La guerra in Ucraina spinge addirittura il presidente bielorusso Lukashenko a invocare il cessate il fuoco. Non chiamiamolo pacifista, sarebbe troppo. Ma vale la pena notare che tra tutti gli sviluppi incredibili e inattesi che abbiamo registrato da un anno a questa parte, quello di ieri è uno dei più significativi.

LUKASHENKO ha dichiarato: «Proverò a suggerire di fermare il conflitto in Ucraina prima di ulteriori escalation. Dichiariamo il cessate il fuoco senza condizioni. Se la leadership russa dovesse intravedere i rischi di un collasso, utilizzerà armi terribili. La probabile controffensiva ucraina renderà qualsiasi negoziazione impossibile».

Il contesto era quello del parlamento di Minsk, quindi non una conferenza stampa a latere di una visita di rappresentanza, ma la più ufficiale delle occasioni. Il discorso dell’autocrate bielorusso, che subito è stato ripreso dalle agenzie di stampa russe e internazionali, si è anche soffermato sul rischio di «allargamento del conflitto». L’eventualità che si passi il segno e le superpotenze mondiali si scontrino con «attacchi nucleari», secondo l’alleato di ferro di Putin, è non solo reale, ma visibile. «Oggi è un momento unico che non ci sarà più né nella storia della Russia, della Bielorussia e dell’Ucraina, né nella storia del mondo, e in particolare in quella europea» ha continuato Lukashenko, «tutti voi comprendete e sapete, l’unico modo è negoziare. Negoziati senza condizioni preliminari».
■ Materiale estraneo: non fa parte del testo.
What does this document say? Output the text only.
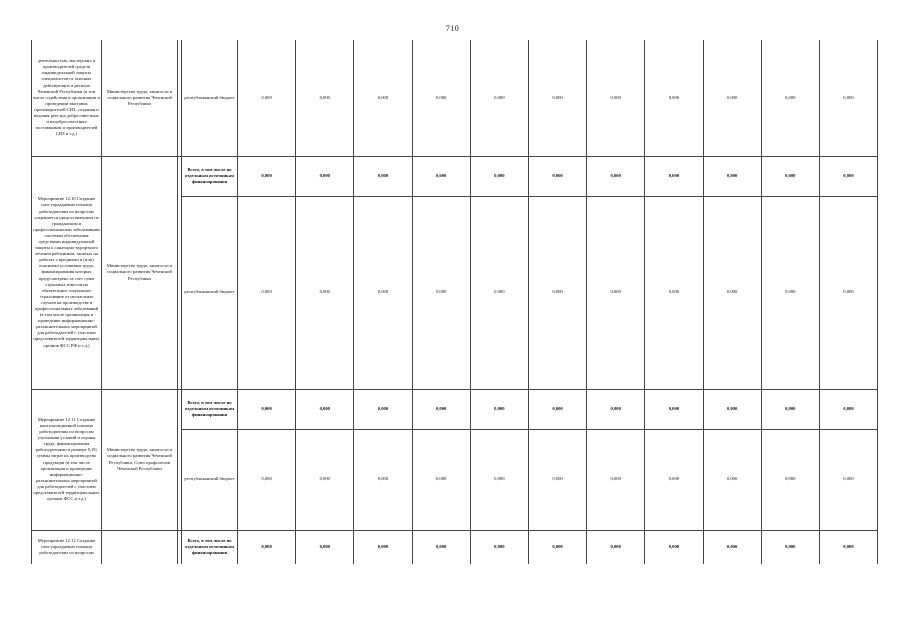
710
деятельностью, мастерских и производителей средств индивидуальной защиты специалистов от опасных действующих в регионе Чеченской Республики (в том числе содействия в организации и проведении выставок производителей СИЗ, создания и ведения реестра добросовестных и недобросовестных поставщиков и производителей СИЗ и т.д.)	Министерство труда, занятости и социального развития Чеченской Республики		республиканский бюджет	0,000	0,000	0,000	0,000	0,000	0,000	0,000	0,000	0,000	0,000	0,000
Мероприятие 12.10 Создание com-упразднение помощи работодателям по вопросам «охраняется предоставлением по гражданским и профессиональным заболеваниям системам обеспечения средствами индивидуальной защиты к санаторно-курортного лечения работников, занятых на работах с вредными и (или) опасными условиями труда, финансирования которых предусмотрено за счет сумм страховых взносов на обязательное социальное страхование от несчастных случаев на производстве и профессиональных заболеваний (в том числе организация и проведение информационно-разъяснительных мероприятий для работодателей с участием представителей территориальных органов ФСС РФ и т.д.)	Министерство труда, занятости и социального развития Чеченской Республики		Всего, в том числе по отдельным источникам финансирования	0,000	0,000	0,000	0,000	0,000	0,000	0,000	0,000	0,000	0,000	0,000
			республиканский бюджет	0,000	0,000	0,000	0,000	0,000	0,000	0,000	0,000	0,000	0,000	0,000
Мероприятие 12.11 Создание консультационной помощи работодателям по вопросам улучшения условий и охраны труда, финансирования работодателями в размере 0,2% суммы затрат на производство продукции (в том числе организация и проведение информационно-разъяснительных мероприятий для работодателей с участием представителей территориальных органов ФСС и т.д.)	Министерство труда, занятости и социального развития Чеченской Республики, Союз профсоюзов Чеченской Республики		Всего, в том числе по отдельным источникам финансирования	0,000	0,000	0,000	0,000	0,000	0,000	0,000	0,000	0,000	0,000	0,000
			республиканский бюджет	0,000	0,000	0,000	0,000	0,000	0,000	0,000	0,000	0,000	0,000	0,000
Мероприятие 12.12 Создание com-упразднение помощи работодателям по вопросам			Всего, в том числе по отдельным источникам финансирования	0,000	0,000	0,000	0,000	0,000	0,000	0,000	0,000	0,000	0,000	0,000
DA MOSCA il portavoce di Putin, Dmitri Peskov, ha dichiarato che «la prossima settimana ci sarà una riunione del Consiglio supremo dello Stato dell’Unione, che darà ai presidenti un’altra opportunità di parlare in dettaglio l’uno con l’altro. Questo argomento (la proposta di Lukashenko, ndr) sarà sicuramente discusso». Tuttavia, a scanso d’equivoci, Peskov ha chiarito che «per la Russia non cambia nulla, l’operazione militare speciale continua».

A PROPOSITO delle reali motivazioni della proposta di Lukashenko bisogna aggiungere che il leader di Minsk ha anche avvertito l’Ucraina che non può vincere, in quanto «è impossibile sconfiggere una potenza nucleare» e che «se la leadership russa capirà che la situazione minaccia la disintegrazione della Russia, userà l’arma più terribile; non possiamo consentirlo».

In altri termini, il presidente bielorusso sta suggerendo a Kiev di arrendersi allo status quo e riconoscere le conquiste territoriali russe in Ucraina.

Ma Kiev non ha intenzione di accettare e Mikhailo Podolyak, consigliere del presidente Zelensky ha chiarito che «qualsiasi cessate il fuoco significa il diritto della Russia di rimanere nei territori occupati. Questo è totalmente inammissibile. L’Ucraina ha il diritto di spostare truppe ed equipaggiamenti sul proprio territorio come ritiene necessario. Strani “peacekeepers”, sembrano ridicoli».

IL FATTO È CHE ci sono troppe questioni in sospeso per giudicare la proposta di Lukashenko realistica. In primis il presidente bielorusso è assolutamente schierato dalla parte di Mosca e nei mesi ha più volte minacciato l’Ucraina di intervenire militarmente. Ma la vera questione è territoriale: con quali confini si potrebbe tracciare oggi una linea di demarcazione, Bakhmut a chi spetterebbe? E le armi che Kiev ha ricevuto o sta ricevendo per combattere i russi per cosa sarebbero usate?

Prescindendo dall’eventuale beneplacito di Washington a una tregua ora, è palese che senza una reale trattativa questa sarebbe solo una fragilissima pausa all’interno di un conflitto che riprenderebbe al primo incidente (vero o presunto). Lukashenko ha inoltre dichiarato che «i negoziati svolti finora erano un inganno dell’Occidente per militarizzare l’Ucraina e armare il suo esercito». Anche se non è chiaro a quali negoziati si riferisca, è altrettanto poco chiaro come pensa che una soluzione unilaterale possa risolvere la situazione. Non può, è evidente. Assomiglia, invece, a un espediente per permettere alle forze russe di consolidare le proprie conquiste.